Campaigners climbed onto the roof of East Sussex County Hall yesterday to demand the authority stops investing its pension fund in fossil fuels.
A report last year found that around £28.2m of the East Sussex Pension Fund is in investments linked to fossil fuels.
East Sussex County Council, which declared a climate emergency in 2019, administers the fund.
Yesterday’s protest saw Extinction Rebellion (XR) South East join with campaign group Divest East Sussex to take non-violent direct action against the council for the first time.
XR said the move was a ‘significant escalation in a long series of protests against the council’s inaction in the face of the climate crisis’.
Divest East Sussex joint coordinator Gabriel Carlyle said: ‘We have written to councillors. We’ve asked to meet with them. We’ve peacefully protested again and again.
‘We’ve lobbied, we’ve pleaded, we’ve begged.
‘None of it has worked.

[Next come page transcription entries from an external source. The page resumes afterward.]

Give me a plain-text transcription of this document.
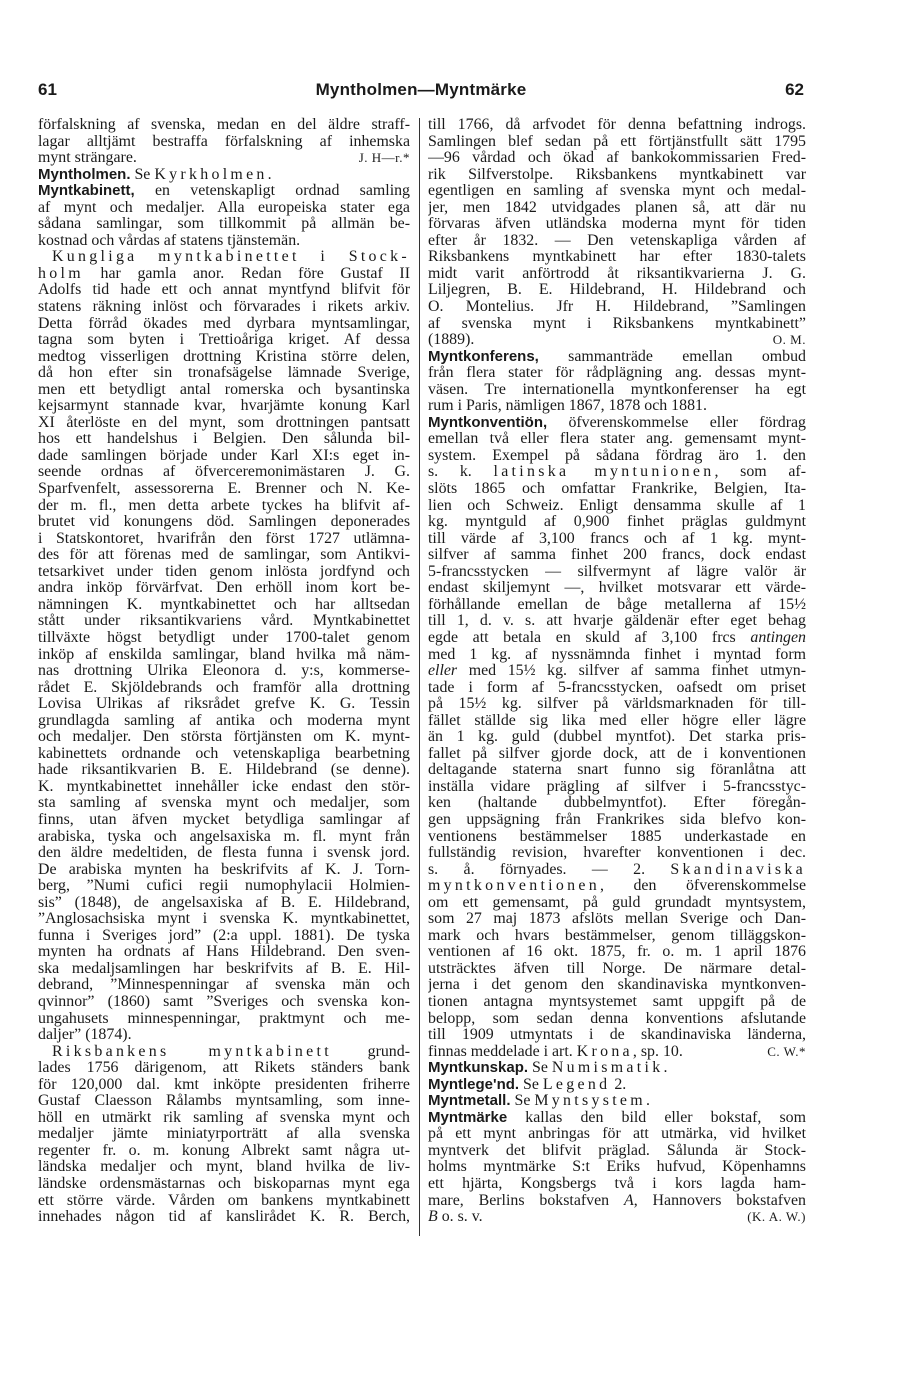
61	Myntholmen—Myntmärke	62
förfalskning af svenska, medan en del äldre straff-
lagar alltjämt bestraffa förfalskning af inhemska
mynt strängare.	J. H—r.*
Myntholmen. Se Kyrkholmen.
Myntkabinett, en vetenskapligt ordnad samling
af mynt och medaljer. Alla europeiska stater ega
sådana samlingar, som tillkommit på allmän be-
kostnad och vårdas af statens tjänstemän.
Kungliga myntkabinettet i Stock-
holm har gamla anor. Redan före Gustaf II
Adolfs tid hade ett och annat myntfynd blifvit för
statens räkning inlöst och förvarades i rikets arkiv.
Detta förråd ökades med dyrbara myntsamlingar,
tagna som byten i Trettioåriga kriget. Af dessa
medtog visserligen drottning Kristina större delen,
då hon efter sin tronafsägelse lämnade Sverige,
men ett betydligt antal romerska och bysantinska
kejsarmynt stannade kvar, hvarjämte konung Karl
XI återlöste en del mynt, som drottningen pantsatt
hos ett handelshus i Belgien. Den sålunda bil-
dade samlingen började under Karl XI:s eget in-
seende ordnas af öfverceremonimästaren J. G.
Sparfvenfelt, assessorerna E. Brenner och N. Ke-
der m. fl., men detta arbete tyckes ha blifvit af-
brutet vid konungens död. Samlingen deponerades
i Statskontoret, hvarifrån den först 1727 utlämna-
des för att förenas med de samlingar, som Antikvi-
tetsarkivet under tiden genom inlösta jordfynd och
andra inköp förvärfvat. Den erhöll inom kort be-
nämningen K. myntkabinettet och har alltsedan
stått under riksantikvariens vård. Myntkabinettet
tillväxte högst betydligt under 1700-talet genom
inköp af enskilda samlingar, bland hvilka må näm-
nas drottning Ulrika Eleonora d. y:s, kommerse-
rådet E. Skjöldebrands och framför alla drottning
Lovisa Ulrikas af riksrådet grefve K. G. Tessin
grundlagda samling af antika och moderna mynt
och medaljer. Den största förtjänsten om K. mynt-
kabinettets ordnande och vetenskapliga bearbetning
hade riksantikvarien B. E. Hildebrand (se denne).
K. myntkabinettet innehåller icke endast den stör-
sta samling af svenska mynt och medaljer, som
finns, utan äfven mycket betydliga samlingar af
arabiska, tyska och angelsaxiska m. fl. mynt från
den äldre medeltiden, de flesta funna i svensk jord.
De arabiska mynten ha beskrifvits af K. J. Torn-
berg, ”Numi cufici regii numophylacii Holmien-
sis” (1848), de angelsaxiska af B. E. Hildebrand,
”Anglosachsiska mynt i svenska K. myntkabinettet,
funna i Sveriges jord” (2:a uppl. 1881). De tyska
mynten ha ordnats af Hans Hildebrand. Den sven-
ska medaljsamlingen har beskrifvits af B. E. Hil-
debrand, ”Minnespenningar af svenska män och
qvinnor” (1860) samt ”Sveriges och svenska kon-
ungahusets minnespenningar, praktmynt och me-
daljer” (1874).
Riksbankens myntkabinett grund-
lades 1756 därigenom, att Rikets ständers bank
för 120,000 dal. kmt inköpte presidenten friherre
Gustaf Claesson Rålambs myntsamling, som inne-
höll en utmärkt rik samling af svenska mynt och
medaljer jämte miniatyrporträtt af alla svenska
regenter fr. o. m. konung Albrekt samt några ut-
ländska medaljer och mynt, bland hvilka de liv-
ländske ordensmästarnas och biskoparnas mynt ega
ett större värde. Vården om bankens myntkabinett
innehades någon tid af kanslirådet K. R. Berch,
till 1766, då arfvodet för denna befattning indrogs.
Samlingen blef sedan på ett förtjänstfullt sätt 1795
—96 vårdad och ökad af bankokommissarien Fred-
rik Silfverstolpe. Riksbankens myntkabinett var
egentligen en samling af svenska mynt och medal-
jer, men 1842 utvidgades planen så, att där nu
förvaras äfven utländska moderna mynt för tiden
efter år 1832. — Den vetenskapliga vården af
Riksbankens myntkabinett har efter 1830-talets
midt varit anförtrodd åt riksantikvarierna J. G.
Liljegren, B. E. Hildebrand, H. Hildebrand och
O. Montelius. Jfr H. Hildebrand, ”Samlingen
af svenska mynt i Riksbankens myntkabinett”
(1889).	O. M.
Myntkonferens, sammanträde emellan ombud
från flera stater för rådplägning ang. dessas mynt-
väsen. Tre internationella myntkonferenser ha egt
rum i Paris, nämligen 1867, 1878 och 1881.
Myntkonventiön, öfverenskommelse eller fördrag
emellan två eller flera stater ang. gemensamt mynt-
system. Exempel på sådana fördrag äro 1. den
s. k. latinska myntunionen, som af-
slöts 1865 och omfattar Frankrike, Belgien, Ita-
lien och Schweiz. Enligt densamma skulle af 1
kg. myntguld af 0,900 finhet präglas guldmynt
till värde af 3,100 francs och af 1 kg. mynt-
silfver af samma finhet 200 francs, dock endast
5-francsstycken — silfvermynt af lägre valör är
endast skiljemynt —, hvilket motsvarar ett värde-
förhållande emellan de båge metallerna af 15½
till 1, d. v. s. att hvarje gäldenär efter eget behag
egde att betala en skuld af 3,100 frcs antingen
med 1 kg. af nyssnämnda finhet i myntad form
eller med 15½ kg. silfver af samma finhet utmyn-
tade i form af 5-francsstycken, oafsedt om priset
på 15½ kg. silfver på världsmarknaden för till-
fället ställde sig lika med eller högre eller lägre
än 1 kg. guld (dubbel myntfot). Det starka pris-
fallet på silfver gjorde dock, att de i konventionen
deltagande staterna snart funno sig föranlåtna att
inställa vidare prägling af silfver i 5-francsstyc-
ken (haltande dubbelmyntfot). Efter föregån-
gen uppsägning från Frankrikes sida blefvo kon-
ventionens bestämmelser 1885 underkastade en
fullständig revision, hvarefter konventionen i dec.
s. å. förnyades. — 2. Skandinaviska
myntkonventionen, den öfverenskommelse
om ett gemensamt, på guld grundadt myntsystem,
som 27 maj 1873 afslöts mellan Sverige och Dan-
mark och hvars bestämmelser, genom tilläggskon-
ventionen af 16 okt. 1875, fr. o. m. 1 april 1876
utsträcktes äfven till Norge. De närmare detal-
jerna i det genom den skandinaviska myntkonven-
tionen antagna myntsystemet samt uppgift på de
belopp, som sedan denna konventions afslutande
till 1909 utmyntats i de skandinaviska länderna,
finnas meddelade i art. Krona, sp. 10.	C. W.*
Myntkunskap. Se Numismatik.
Myntlege'nd. Se Legend 2.
Myntmetall. Se Myntsystem.
Myntmärke kallas den bild eller bokstaf, som
på ett mynt anbringas för att utmärka, vid hvilket
myntverk det blifvit präglad. Sålunda är Stock-
holms myntmärke S:t Eriks hufvud, Köpenhamns
ett hjärta, Kongsbergs två i kors lagda ham-
mare, Berlins bokstafven A, Hannovers bokstafven
B o. s. v.	(K. A. W.)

So we’ve decided to be less polite.’
XR warned it would continue to take non-violent direction action against the council if it did not divest.

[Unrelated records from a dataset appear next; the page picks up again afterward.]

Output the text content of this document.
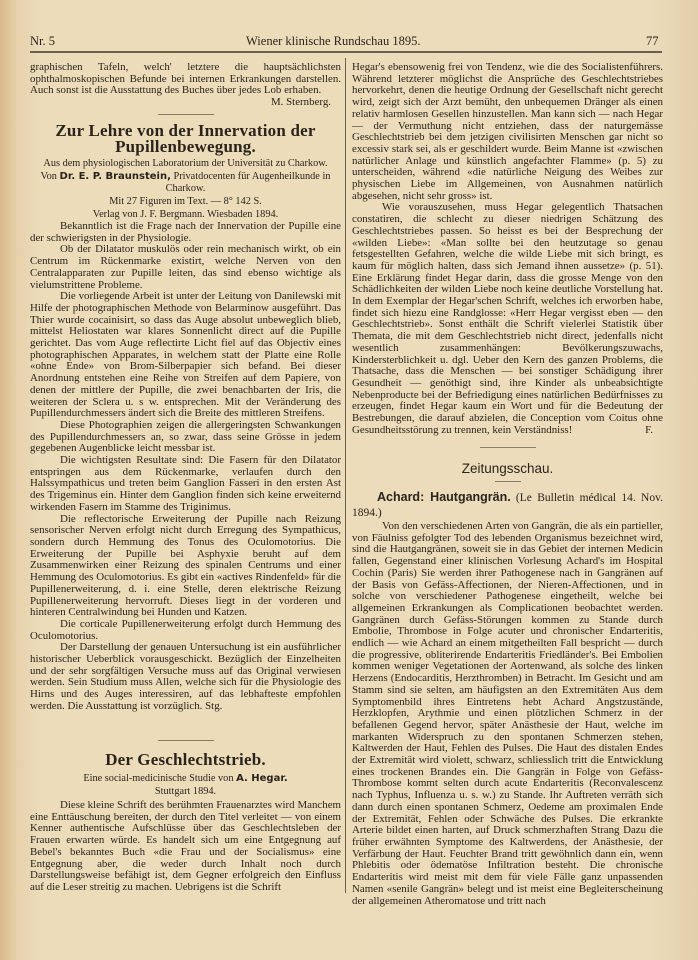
Nr. 5	Wiener klinische Rundschau 1895.	77

graphischen Tafeln, welch' letztere die hauptsächlichsten ophthalmoskopischen Befunde bei internen Erkrankungen darstellen. Auch sonst ist die Ausstattung des Buches über jedes Lob erhaben.

M. Sternberg.
Zur Lehre von der Innervation der Pupillenbewegung.
Aus dem physiologischen Laboratorium der Universität zu Charkow.
Von Dr. E. P. Braunstein, Privatdocenten für Augenheilkunde in Charkow.
Mit 27 Figuren im Text. — 8° 142 S.
Verlag von J. F. Bergmann. Wiesbaden 1894.

Bekanntlich ist die Frage nach der Innervation der Pupille eine der schwierigsten in der Physiologie.

Ob der Dilatator muskulös oder rein mechanisch wirkt, ob ein Centrum im Rückenmarke existirt, welche Nerven von den Centralapparaten zur Pupille leiten, das sind ebenso wichtige als vielumstrittene Probleme.

Die vorliegende Arbeit ist unter der Leitung von Danilewski mit Hilfe der photographischen Methode von Belarminow ausgeführt. Das Thier wurde cocainisirt, so dass das Auge absolut unbeweglich blieb, mittelst Heliostaten war klares Sonnenlicht direct auf die Pupille gerichtet. Das vom Auge reflectirte Licht fiel auf das Objectiv eines photographischen Apparates, in welchem statt der Platte eine Rolle «ohne Ende» von Brom-Silberpapier sich befand. Bei dieser Anordnung entstehen eine Reihe von Streifen auf dem Papiere, von denen der mittlere der Pupille, die zwei benachbarten der Iris, die weiteren der Sclera u. s w. entsprechen. Mit der Veränderung des Pupillendurchmessers ändert sich die Breite des mittleren Streifens.

Diese Photographien zeigen die allergeringsten Schwankungen des Pupillendurchmessers an, so zwar, dass seine Grösse in jedem gegebenen Augenblicke leicht messbar ist.

Die wichtigsten Resultate sind: Die Fasern für den Dilatator entspringen aus dem Rückenmarke, verlaufen durch den Halssympathicus und treten beim Ganglion Fasseri in den ersten Ast des Trigeminus ein. Hinter dem Ganglion finden sich keine erweiternd wirkenden Fasern im Stamme des Triginimus.

Die reflectorische Erweiterung der Pupille nach Reizung sensorischer Nerven erfolgt nicht durch Erregung des Sympathicus, sondern durch Hemmung des Tonus des Oculomotorius. Die Erweiterung der Pupille bei Asphyxie beruht auf dem Zusammenwirken einer Reizung des spinalen Centrums und einer Hemmung des Oculomotorius. Es gibt ein «actives Rindenfeld» für die Pupillenerweiterung, d. i. eine Stelle, deren elektrische Reizung Pupillenerweiterung hervorruft. Dieses liegt in der vorderen und hinteren Centralwindung bei Hunden und Katzen.

Die corticale Pupillenerweiterung erfolgt durch Hemmung des Oculomotorius.

Der Darstellung der genauen Untersuchung ist ein ausführlicher historischer Ueberblick vorausgeschickt. Bezüglich der Einzelheiten und der sehr sorgfältigen Versuche muss auf das Original verwiesen werden. Sein Studium muss Allen, welche sich für die Physiologie des Hirns und des Auges interessiren, auf das lebhafteste empfohlen werden. Die Ausstattung ist vorzüglich. Stg.

Der Geschlechtstrieb.
Eine social-medicinische Studie von A. Hegar.
Stuttgart 1894.

Diese kleine Schrift des berühmten Frauenarztes wird Manchem eine Enttäuschung bereiten, der durch den Titel verleitet — von einem Kenner authentische Aufschlüsse über das Geschlechtsleben der Frauen erwarten würde. Es handelt sich um eine Entgegnung auf Bebel's bekanntes Buch «die Frau und der Socialismus» eine Entgegnung aber, die weder durch Inhalt noch durch Darstellungsweise befähigt ist, dem Gegner erfolgreich den Einfluss auf die Leser streitig zu machen. Uebrigens ist die Schrift

Hegar's ebensowenig frei von Tendenz, wie die des Socialistenführers. Während letzterer möglichst die Ansprüche des Geschlechtstriebes hervorkehrt, denen die heutige Ordnung der Gesellschaft nicht gerecht wird, zeigt sich der Arzt bemüht, den unbequemen Dränger als einen relativ harmlosen Gesellen hinzustellen. Man kann sich — nach Hegar — der Vermuthung nicht entziehen, dass der naturgemässe Geschlechtstrieb bei dem jetzigen civilisirten Menschen gar nicht so excessiv stark sei, als er geschildert wurde. Beim Manne ist «zwischen natürlicher Anlage und künstlich angefachter Flamme» (p. 5) zu unterscheiden, während «die natürliche Neigung des Weibes zur physischen Liebe im Allgemeinen, von Ausnahmen natürlich abgesehen, nicht sehr gross» ist.

Wie vorauszusehen, muss Hegar gelegentlich Thatsachen constatiren, die schlecht zu dieser niedrigen Schätzung des Geschlechtstriebes passen. So heisst es bei der Besprechung der «wilden Liebe»: «Man sollte bei den heutzutage so genau fetsgestellten Gefahren, welche die wilde Liebe mit sich bringt, es kaum für möglich halten, dass sich Jemand ihnen aussetze» (p. 51). Eine Erklärung findet Hegar darin, dass die grosse Menge von den Schädlichkeiten der wilden Liebe noch keine deutliche Vorstellung hat. In dem Exemplar der Hegar'schen Schrift, welches ich erworben habe, findet sich hiezu eine Randglosse: «Herr Hegar vergisst eben — den Geschlechtstrieb». Sonst enthält die Schrift vielerlei Statistik über Themata, die mit dem Geschlechtstrieb nicht direct, jedenfalls nicht wesentlich zusammenhängen: Bevölkerungszuwachs, Kindersterblichkeit u. dgl. Ueber den Kern des ganzen Problems, die Thatsache, dass die Menschen — bei sonstiger Schädigung ihrer Gesundheit — genöthigt sind, ihre Kinder als unbeabsichtigte Nebenproducte bei der Befriedigung eines natürlichen Bedürfnisses zu erzeugen, findet Hegar kaum ein Wort und für die Bedeutung der Bestrebungen, die darauf abzielen, die Conception vom Coitus ohne Gesundheitsstörung zu trennen, kein Verständniss!	F.
Zeitungsschau.

Achard: Hautgangrän. (Le Bulletin médical 14. Nov. 1894.)

Von den verschiedenen Arten von Gangrän, die als ein partieller, von Fäulniss gefolgter Tod des lebenden Organismus bezeichnet wird, sind die Hautgangränen, soweit sie in das Gebiet der internen Medicin fallen, Gegenstand einer klinischen Vorlesung Achard's im Hospital Cochin (Paris) Sie werden ihrer Pathogenese nach in Gangränen auf der Basis von Gefäss-Affectionen, der Nieren-Affectionen, und in solche von verschiedener Pathogenese eingetheilt, welche bei allgemeinen Erkrankungen als Complicationen beobachtet werden. Gangränen durch Gefäss-Störungen kommen zu Stande durch Embolie, Thrombose in Folge acuter und chronischer Endarteritis, endlich — wie Achard an einem mitgetheilten Fall bespricht — durch die progressive, obliterirende Endarteritis Friedländer's. Bei Embolien kommen weniger Vegetationen der Aortenwand, als solche des linken Herzens (Endocarditis, Herzthromben) in Betracht. Im Gesicht und am Stamm sind sie selten, am häufigsten an den Extremitäten Aus dem Symptomenbild ihres Eintretens hebt Achard Angstzustände, Herzklopfen, Arythmie und einen plötzlichen Schmerz in der befallenen Gegend hervor, später Anästhesie der Haut, welche im markanten Widerspruch zu den spontanen Schmerzen stehen, Kaltwerden der Haut, Fehlen des Pulses. Die Haut des distalen Endes der Extremität wird violett, schwarz, schliesslich tritt die Entwicklung eines trockenen Brandes ein. Die Gangrän in Folge von Gefäss-Thrombose kommt selten durch acute Endarteritis (Reconvalescenz nach Typhus, Influenza u. s. w.) zu Stande. Ihr Auftreten verräth sich dann durch einen spontanen Schmerz, Oedeme am proximalen Ende der Extremität, Fehlen oder Schwäche des Pulses. Die erkrankte Arterie bildet einen harten, auf Druck schmerzhaften Strang Dazu die früher erwähnten Symptome des Kaltwerdens, der Anästhesie, der Verfärbung der Haut. Feuchter Brand tritt gewöhnlich dann ein, wenn Phlebitis oder ödematöse Infiltration besteht. Die chronische Endarteritis wird meist mit dem für viele Fälle ganz unpassenden Namen «senile Gangrän» belegt und ist meist eine Begleiterscheinung der allgemeinen Atheromatose und tritt nach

A spokesperson for the East Sussex Pension Fund said: ‘The exposure to oil companies through investment products is 0.4% of Fund value.
‘It has a strong focus on responsible investment in its stewardship of assets and takes climate risk and environmental, social and governance factors into account when investing, having removed fossil fuel companies from its equity allocation and reduced the exposure in other parts of the portfolio.’
A council spokesperson said flares let off by protesters illustrated why the cash-strapped local authority paid for security at some meetings, a decision for which it has been criticised.